Short season extracts
In his first week in the Florida Complex League, 2022 No. 1 overall pick Jackson Holliday went 2-for-6 with a walk and a stolen base. In what turned out to be his final week in the FCL, 67th overall pick Jud Fabian went 5-for-8 and walked six before being promoted to Delmarva. Jose Ramirez, a 19-year-old southpaw signed out of Venezuela in 2019, struck out 11 in five innings during a start in the Dominican Summer League.
Fabian and nine other rookies have joined the Shorebirds from FCL, with Dylan Beavers (competitive balance A round), Max Wagner (second), Silas Ardoin (fourth), Cameron Weston (eighth), Adam Crampton (ninth), Bradley Brehmer ( 12th), Jared Beck (13th), Adam Retzbach (14th) and Reese Sharp (20th) also promoted.
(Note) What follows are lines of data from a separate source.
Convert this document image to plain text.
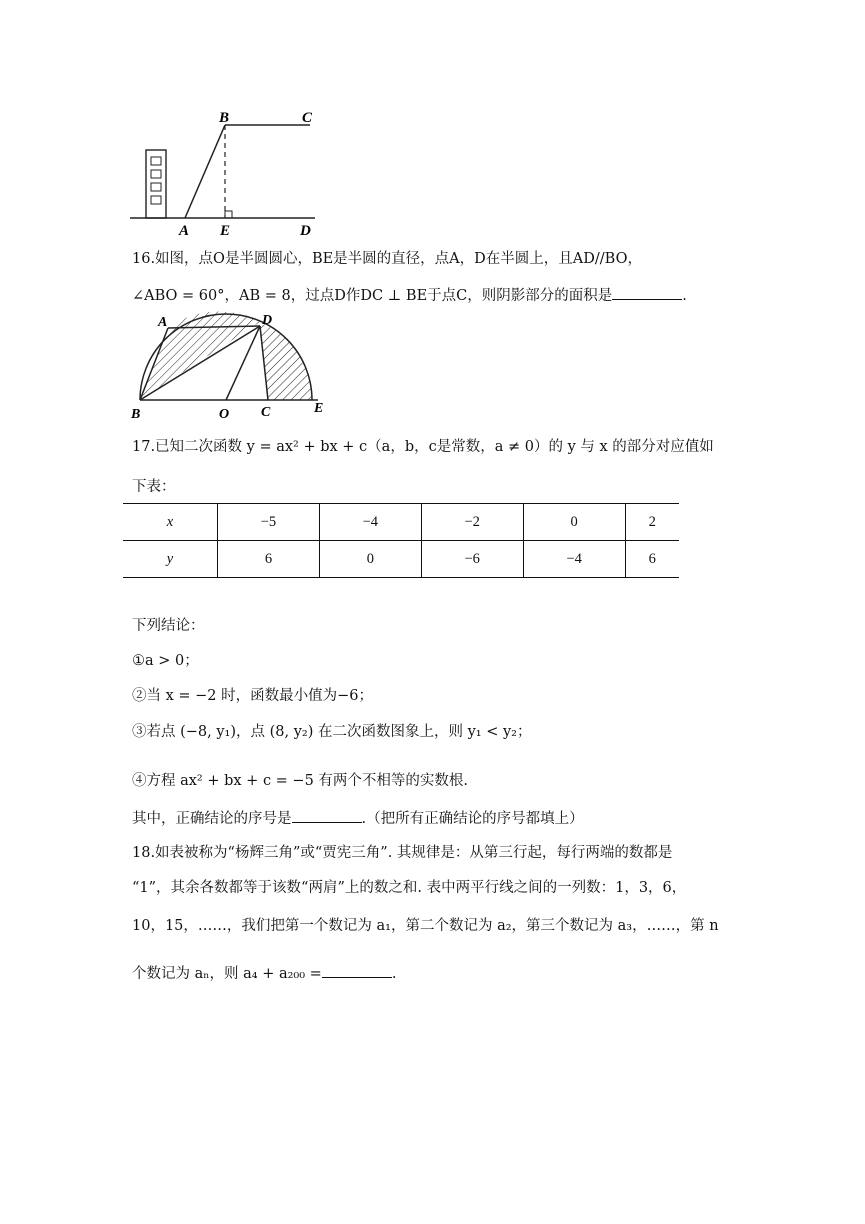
B	C
A E	D
16.如图，点O是半圆圆心，BE是半圆的直径，点A，D在半圆上，且AD//BO，
∠ABO = 60°，AB = 8，过点D作DC ⊥ BE于点C，则阴影部分的面积是	.
A	D
B	O C	E
17.已知二次函数 y = ax² + bx + c（a，b，c是常数，a ≠ 0）的 y 与 x 的部分对应值如
下表：
x	−5	−4	−2	0	2
y	6	0	−6	−4	6
下列结论：
①a > 0；
②当 x = −2 时，函数最小值为−6；
③若点 (−8, y₁)，点 (8, y₂) 在二次函数图象上，则 y₁ < y₂；
④方程 ax² + bx + c = −5 有两个不相等的实数根.
其中，正确结论的序号是	.（把所有正确结论的序号都填上）
18.如表被称为“杨辉三角”或“贾宪三角”. 其规律是：从第三行起，每行两端的数都是
“1”，其余各数都等于该数“两肩”上的数之和. 表中两平行线之间的一列数：1，3，6，
10，15，……，我们把第一个数记为 a₁，第二个数记为 a₂，第三个数记为 a₃，……，第 n
个数记为 aₙ，则 a₄ + a₂₀₀ =	.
Keagan Gillies, Baltimore’s 15th-round pick last year, and Juan Nunez, acquired with Povich and two others for López, will also travel to Delmarva.
To create space in Bowie for Povich and McDermott, the Orioles promoted left-hander Drew Rom, their number 18 prospect and right-hander Ryan Watson, among the best players in the system, in Norfolk. Infielder Luis Valdez, who leads all Baltimore minor leaguers with 59 interceptions, jumped from Delmarva to Aberdeen.